Damit der Klimaschutz nicht auf Eis gelegt wird

Julia Wunderlich Presse- und Öffentlichkeitsarbeit
Hochschule Ostwestfalen-Lippe

    Während in den USA Forschungsprojekte und Klimaschutzmaßnahmen drohen auf Eis gelegt zu werden, nutzt Professor Manfred Sietz von der Hochschule Ostwestfalen-Lippe Eiswürfel, um Nachhaltigkeit zur messbaren Größe zu machen. Sein im Springer-Verlag erschienenes Fachbuch zeigt, wie das Eiswürfelmodell zur Energieeffizienz beiträgt.

    „Ich bin in großer Sorge: Jahrzehntelange weltweite Bemühungen rund um den Klimaschutz sind aktuell gefährdet“, sagt Professor Manfred Sietz vom Fachgebiet Chemie und Umweltmanagement der Hochschule Ostwestfalen-Lippe am Standort Höxter. Sietz plädiert deshalb umso mehr für klare Worte in der Diskussion über den Klimawandel – und die in diesem Kontext sehr oft zitierte „Nachhaltigkeit“. „Nachhaltig ist alles, was die Ressourcen- und Energieeffizienz erhöht und so den Klimawandel verlangsamt. In Politikerreden wird der Begriff Nachhaltigkeit jedoch immer mehr entwertet“, sagt Sietz und betont: „Die Zeit ist mehr als reif dafür, Nachhaltigkeit messbar zu machen – denn nur dann kann sie in verständliche Ziele umgesetzt werden.“

    Um die Nachhaltigkeit messbar zu machen, hat der Professor der Hochschule OWL den Wärmefußabdruck entwickelt und in einem im Springer-Verlag erschienenen Fachbuch veröffentlicht. Gemessen wird dabei die Abwärme, die bei jeder Energienutzung entsteht: „Aufgrund von schlechten Wirkungsgraden wird bei allem was wir tun Abwärme ungenutzt in die Atmosphäre freigesetzt – beispielsweise durch Reibung. Diese Abwärme ist eine der Hauptursachen für den Klimawandel, neben Kohlendioxid und Überkonsum“, so Sietz, der dementsprechend mit dem Wärmefußabdruck die Nachhaltigkeit eines Unternehmens, eines Hauses oder eines Produktes darstellen kann: Der berechnete Wärmefußabdruck ist dabei die Grundfläche eines Eiswürfels, der durch die freigesetzte Abwärme in einem Jahr geschmolzen wird – und das unwiderruflich, denn einmal geschmolzenes Eis kann nur durch erneute Energiezufuhr wieder gefroren werden.

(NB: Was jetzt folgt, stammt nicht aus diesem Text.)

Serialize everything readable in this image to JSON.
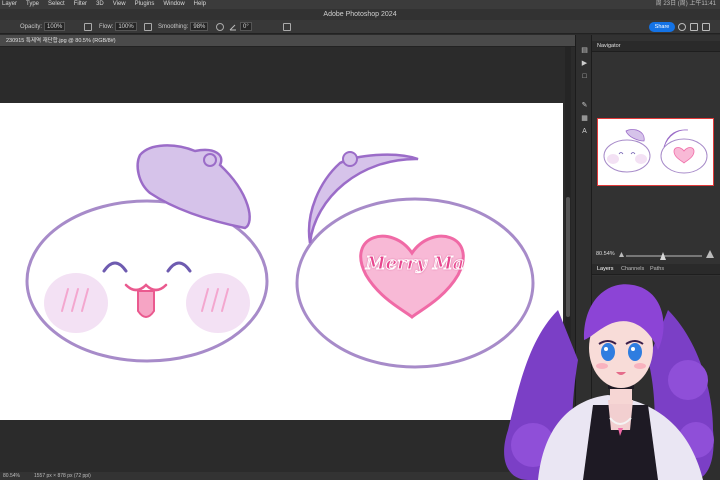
{
  "menubar": {
    "items": [
      "Layer",
      "Type",
      "Select",
      "Filter",
      "3D",
      "View",
      "Plugins",
      "Window",
      "Help"
    ],
    "system": "周 23日 (周) 上午11:41"
  },
  "window": {
    "title": "Adobe Photoshop 2024"
  },
  "options": {
    "opacity_label": "Opacity:",
    "opacity_value": "100%",
    "flow_label": "Flow:",
    "flow_value": "100%",
    "smoothing_label": "Smoothing:",
    "smoothing_value": "98%",
    "angle_value": "0°",
    "share_label": "Share"
  },
  "document": {
    "tab_title": "230915 특제역 재단합.jpg @ 80.5% (RGB/8#)"
  },
  "artwork": {
    "logo_text": "Merry Ma"
  },
  "panels": {
    "navigator_title": "Navigator",
    "zoom_value": "80.54%",
    "layers_tab": "Layers",
    "channels_tab": "Channels",
    "paths_tab": "Paths"
  },
  "status": {
    "zoom": "80.54%",
    "doc_size": "1557 px × 878 px (72 ppi)"
  },
  "colors": {
    "accent": "#1473e6",
    "outline_purple": "#a78bc9",
    "beret_purple": "#d6c3ea",
    "heart_pink": "#f06aa6",
    "nav_highlight": "#e23a3a"
  }
}
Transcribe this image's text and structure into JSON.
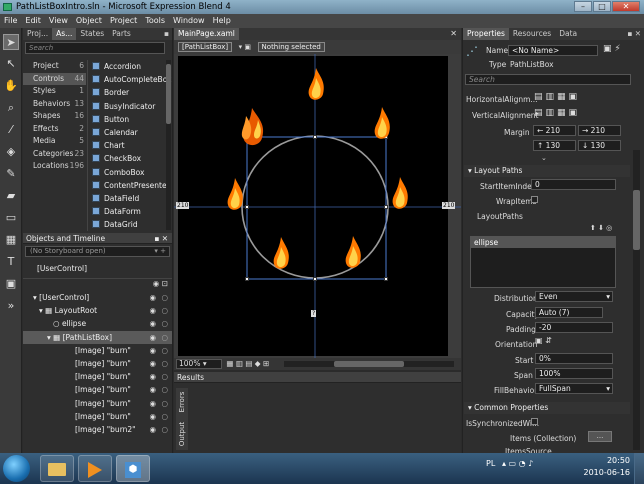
{
  "window": {
    "title": "PathListBoxIntro.sln - Microsoft Expression Blend 4",
    "min": "–",
    "max": "□",
    "close": "✕"
  },
  "menu": [
    "File",
    "Edit",
    "View",
    "Object",
    "Project",
    "Tools",
    "Window",
    "Help"
  ],
  "left_tabs": [
    "Proj...",
    "As...",
    "States",
    "Parts"
  ],
  "search_placeholder": "Search",
  "asset_categories": [
    {
      "label": "Project",
      "count": "6"
    },
    {
      "label": "Controls",
      "count": "44"
    },
    {
      "label": "Styles",
      "count": "1"
    },
    {
      "label": "Behaviors",
      "count": "13"
    },
    {
      "label": "Shapes",
      "count": "16"
    },
    {
      "label": "Effects",
      "count": "2"
    },
    {
      "label": "Media",
      "count": "5"
    },
    {
      "label": "Categories",
      "count": "23"
    },
    {
      "label": "Locations",
      "count": "196"
    }
  ],
  "asset_items": [
    "Accordion",
    "AutoCompleteBox",
    "Border",
    "BusyIndicator",
    "Button",
    "Calendar",
    "Chart",
    "CheckBox",
    "ComboBox",
    "ContentPresenter",
    "DataField",
    "DataForm",
    "DataGrid"
  ],
  "objects_panel": {
    "title": "Objects and Timeline",
    "storyboard": "(No Storyboard open)",
    "scope": "[UserControl]"
  },
  "tree": [
    {
      "label": "[UserControl]",
      "indent": 10
    },
    {
      "label": "LayoutRoot",
      "indent": 18
    },
    {
      "label": "ellipse",
      "indent": 26
    },
    {
      "label": "[PathListBox]",
      "indent": 26
    },
    {
      "label": "[Image] \"burn\"",
      "indent": 34
    },
    {
      "label": "[Image] \"burn\"",
      "indent": 34
    },
    {
      "label": "[Image] \"burn\"",
      "indent": 34
    },
    {
      "label": "[Image] \"burn\"",
      "indent": 34
    },
    {
      "label": "[Image] \"burn\"",
      "indent": 34
    },
    {
      "label": "[Image] \"burn\"",
      "indent": 34
    },
    {
      "label": "[Image] \"burn2\"",
      "indent": 34
    }
  ],
  "document": {
    "tab": "MainPage.xaml",
    "breadcrumb": "[PathListBox]",
    "selection": "Nothing selected",
    "zoom": "100%",
    "dim_left": "210",
    "dim_right": "210",
    "dim_top": "?",
    "dim_bottom": "?"
  },
  "results": {
    "title": "Results",
    "tabs": [
      "Errors",
      "Output"
    ]
  },
  "properties": {
    "tabs": [
      "Properties",
      "Resources",
      "Data"
    ],
    "name_label": "Name",
    "name_value": "<No Name>",
    "type_label": "Type",
    "type_value": "PathListBox",
    "search_placeholder": "Search",
    "h_align": "HorizontalAlignm...",
    "v_align": "VerticalAlignment",
    "margin_label": "Margin",
    "margin_values": [
      "210",
      "210",
      "130",
      "130"
    ],
    "layout_paths_title": "Layout Paths",
    "start_item_index_label": "StartItemIndex",
    "start_item_index": "0",
    "wrap_items_label": "WrapItems",
    "layout_paths_label": "LayoutPaths",
    "path_item": "ellipse",
    "distribution_label": "Distribution",
    "distribution": "Even",
    "capacity_label": "Capacity",
    "capacity": "Auto (7)",
    "padding_label": "Padding",
    "padding": "-20",
    "orientation_label": "Orientation",
    "start_label": "Start",
    "start": "0%",
    "span_label": "Span",
    "span": "100%",
    "fill_behavior_label": "FillBehavior",
    "fill_behavior": "FullSpan",
    "common_title": "Common Properties",
    "is_sync_label": "IsSynchronizedWi...",
    "items_label": "Items (Collection)",
    "items_btn": "...",
    "items_source_label": "ItemsSource"
  },
  "tray": {
    "lang": "PL",
    "time": "20:50",
    "date": "2010-06-16"
  },
  "colors": {
    "accent": "#6c8da5",
    "canvas": "#000000",
    "panel": "#2b2b2b"
  }
}
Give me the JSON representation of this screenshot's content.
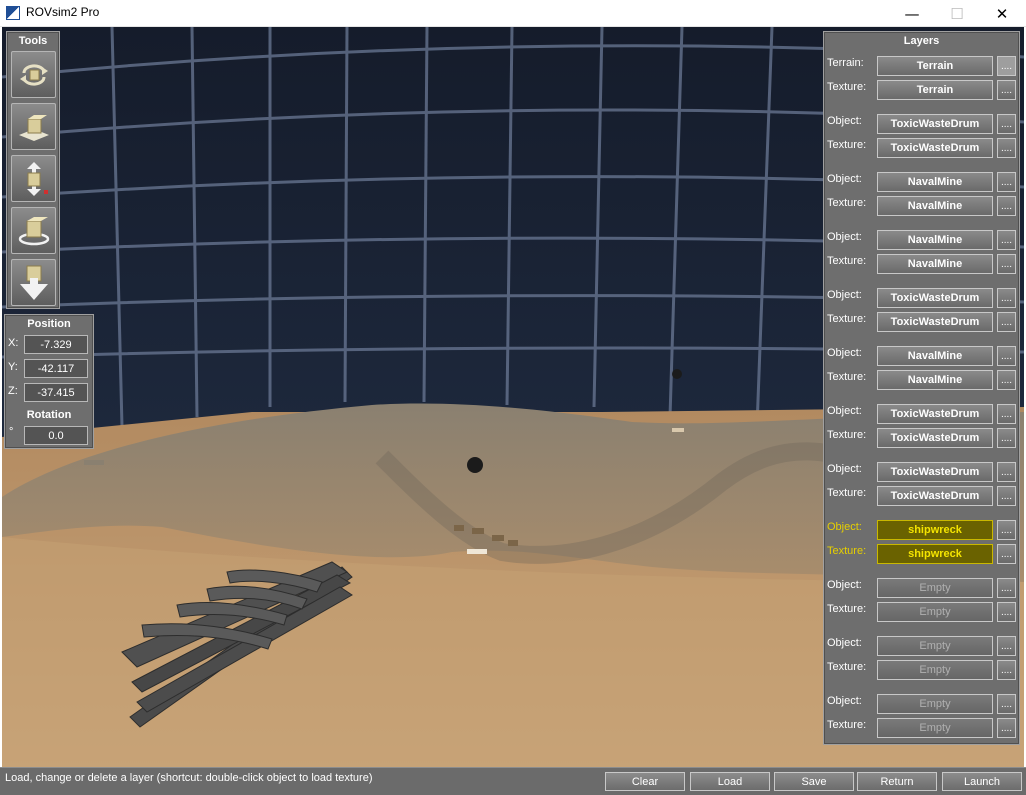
{
  "window": {
    "title": "ROVsim2 Pro",
    "minimize_glyph": "—",
    "maximize_glyph": "☐",
    "close_glyph": "✕"
  },
  "tools": {
    "title": "Tools",
    "buttons": [
      {
        "name": "rotate-view-tool",
        "icon": "rotate-icon"
      },
      {
        "name": "move-object-tool",
        "icon": "move-plane-icon"
      },
      {
        "name": "raise-lower-tool",
        "icon": "vertical-move-icon"
      },
      {
        "name": "rotate-object-tool",
        "icon": "rotate-object-icon"
      },
      {
        "name": "drop-object-tool",
        "icon": "drop-icon"
      }
    ]
  },
  "position": {
    "title": "Position",
    "x_label": "X:",
    "x_value": "-7.329",
    "y_label": "Y:",
    "y_value": "-42.117",
    "z_label": "Z:",
    "z_value": "-37.415",
    "rotation_title": "Rotation",
    "rotation_label": "°",
    "rotation_value": "0.0"
  },
  "layers": {
    "title": "Layers",
    "dots": "....",
    "terrain": [
      {
        "label": "Terrain:",
        "value": "Terrain"
      },
      {
        "label": "Texture:",
        "value": "Terrain"
      }
    ],
    "groups": [
      {
        "object_label": "Object:",
        "object": "ToxicWasteDrum",
        "texture_label": "Texture:",
        "texture": "ToxicWasteDrum",
        "state": "normal"
      },
      {
        "object_label": "Object:",
        "object": "NavalMine",
        "texture_label": "Texture:",
        "texture": "NavalMine",
        "state": "normal"
      },
      {
        "object_label": "Object:",
        "object": "NavalMine",
        "texture_label": "Texture:",
        "texture": "NavalMine",
        "state": "normal"
      },
      {
        "object_label": "Object:",
        "object": "ToxicWasteDrum",
        "texture_label": "Texture:",
        "texture": "ToxicWasteDrum",
        "state": "normal"
      },
      {
        "object_label": "Object:",
        "object": "NavalMine",
        "texture_label": "Texture:",
        "texture": "NavalMine",
        "state": "normal"
      },
      {
        "object_label": "Object:",
        "object": "ToxicWasteDrum",
        "texture_label": "Texture:",
        "texture": "ToxicWasteDrum",
        "state": "normal"
      },
      {
        "object_label": "Object:",
        "object": "ToxicWasteDrum",
        "texture_label": "Texture:",
        "texture": "ToxicWasteDrum",
        "state": "normal"
      },
      {
        "object_label": "Object:",
        "object": "shipwreck",
        "texture_label": "Texture:",
        "texture": "shipwreck",
        "state": "selected"
      },
      {
        "object_label": "Object:",
        "object": "Empty",
        "texture_label": "Texture:",
        "texture": "Empty",
        "state": "empty"
      },
      {
        "object_label": "Object:",
        "object": "Empty",
        "texture_label": "Texture:",
        "texture": "Empty",
        "state": "empty"
      },
      {
        "object_label": "Object:",
        "object": "Empty",
        "texture_label": "Texture:",
        "texture": "Empty",
        "state": "empty"
      }
    ]
  },
  "status": {
    "text": "Load, change or delete a layer (shortcut: double-click object to load texture)"
  },
  "actions": {
    "clear": "Clear",
    "load": "Load",
    "save": "Save",
    "return": "Return",
    "launch": "Launch"
  },
  "colors": {
    "panel": "#6e6e6e",
    "selected_layer": "#f4e400",
    "sky": "#1a2438",
    "sand": "#c09a6e"
  }
}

    Klimawandel, der ins Auge springt

    Wie weit fährt beispielsweise ein Auto, um einen Eiswürfel mit zehn Zentimetern Kantenlänge unwiderruflich zu schmelzen? Bei einem durchschnittlichen Mittelklassewagen lautet die Antwort: 200 Meter. Das Problem: Der Wirkungsgrad eines Autos liegt durchschnittlich bei nur rund 30 Prozent. 70 Prozent der Energie dienen also nicht dem Vorankommen des Fahrzeugs, sondern strömen als Wärme in die Umgebung. Wer jetzt angesichts der weltweiten Menge an Autos und gefahrenen Kilometer schmelzende Gletscher und Polkappen vor Augen hat, spürt die Anschaulichkeit des Eiswürfelmodells – und das diese intensiver ist als beim bereits bekannten Kohlendioxid-Fußabdruck, der berechnet, welche Fläche Wald benötigt wird, um eine bestimmte Menge Kohlendioxid zu binden.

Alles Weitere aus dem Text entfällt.